L’empereur qui jouit de tous ces avantages n’était pas ce Léopold, ancien rival de Louis XIV, qui, sous les apparences de la modération, avait nourri sans éclat une ambition profonde. C’était son fils aîné Joseph, vif, fier, emporté, et qui cependant ne fut pas plus grand guerrier que son père. Si jamais empereur parut fait pour asservir l’Allemagne et l’Italie, c’était Joseph Ier. Il domina delà les monts ; il rançonna le pape ; il fit mettre de sa seule autorité, en 1706, les électeurs de Bavière et de Cologne au ban de l’empire ; il les dépouilla de leur électorat ; il retint en prison les enfants du Bavarois, et leur ôta jusqu’à leur nom[1]. Leur père n’eut d’autre ressource que d’aller traîner sa disgrâce en France et dans les Pays-Bas. Philippe V lui céda depuis toute la Flandre espagnole en 1712[2]. S’il avait gardé cette province, c’était un établissement qui valait mieux que la Bavière, et qui le délivrait de l’assujettissement à la maison d’Autriche ; mais il ne put jouir que des villes de Luxembourg, de Namur, et de Charleroi ; le reste était aux vainqueurs.

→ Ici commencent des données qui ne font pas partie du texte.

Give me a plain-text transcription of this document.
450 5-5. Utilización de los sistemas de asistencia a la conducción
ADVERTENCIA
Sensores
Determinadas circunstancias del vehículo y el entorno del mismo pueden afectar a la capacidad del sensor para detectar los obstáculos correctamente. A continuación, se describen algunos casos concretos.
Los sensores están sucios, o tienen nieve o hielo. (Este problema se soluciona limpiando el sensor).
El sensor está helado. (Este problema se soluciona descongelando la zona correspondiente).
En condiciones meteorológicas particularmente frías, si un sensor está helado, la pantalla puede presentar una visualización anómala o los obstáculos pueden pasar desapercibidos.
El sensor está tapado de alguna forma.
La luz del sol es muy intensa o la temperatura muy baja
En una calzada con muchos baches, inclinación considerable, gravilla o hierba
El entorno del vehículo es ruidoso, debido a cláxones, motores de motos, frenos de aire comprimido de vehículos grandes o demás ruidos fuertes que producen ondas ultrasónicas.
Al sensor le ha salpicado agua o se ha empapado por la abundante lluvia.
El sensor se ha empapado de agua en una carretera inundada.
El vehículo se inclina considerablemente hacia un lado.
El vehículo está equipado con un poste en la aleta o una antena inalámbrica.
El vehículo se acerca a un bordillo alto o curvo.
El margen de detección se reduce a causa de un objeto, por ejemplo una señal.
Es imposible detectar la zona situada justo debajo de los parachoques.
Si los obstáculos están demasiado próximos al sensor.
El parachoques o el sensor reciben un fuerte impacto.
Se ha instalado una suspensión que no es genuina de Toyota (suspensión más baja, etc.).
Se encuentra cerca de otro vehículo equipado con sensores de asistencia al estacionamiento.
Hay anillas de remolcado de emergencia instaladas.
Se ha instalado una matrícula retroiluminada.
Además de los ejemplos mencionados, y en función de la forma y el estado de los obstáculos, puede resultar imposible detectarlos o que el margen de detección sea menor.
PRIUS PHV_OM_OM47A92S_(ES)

Tout semblait déjà menacer ce Louis XIV qui avait auparavant menacé l’Europe. Le duc de Savoie pouvait entrer en France. L’Angleterre et l’Écosse se réunissaient pour ne plus composer qu’un seul royaume ; ou plutôt l’Écosse, devenue province de l’Angleterre, contribuait à la puissance de son ancienne rivale. Tous les ennemis de la France semblaient, vers la fin de 1706 et au commencement de 1707, acquérir des forces nouvelles, et la France toucher à sa ruine. Elle était pressée de tous côtés, et sur mer et sur terre. De ces flottes formidables que Louis XIV avait formées il restait à peine trente-cinq vaisseaux. En Allemagne, Strasbourg

  1. Le duc de Bavière était père de ce jeune prince, appelé par Charles II au trône d’Espagne, et mort à Bruxelles. L’électeur, dans son manifeste contre l’empereur, dit, en parlant de la mort de son fils, « qu’il avait succombé à un mal qui avait souvent sans péril attaqué son enfance, avant qu’il eût été déclaré l’héritier de Charles II ». Il ajoutait que « l’étoile de la maison d’Autriche avait toujours été funeste à ceux qui s’étaient opposés à sa grandeur ». Une accusation directe eût peut-être été moins insultante que cette terrible ironie. Le duc de Bavière, en se séparant de l’empire pour s’unir à un prince en guerre avec l’empire, donnait un prétexte à l’empereur. Louis XIV avait traité avec autant de dureté le duc de Lorraine et l’électeur palatin, et il avait moins d’excuses. (K.)
  2. Dans l’histoire de Reboulet, il est dit qu’il eut cette souveraineté dès l’an 1700 ; mais alors il n’avait que la vice-royauté. (Note de Voltaire.)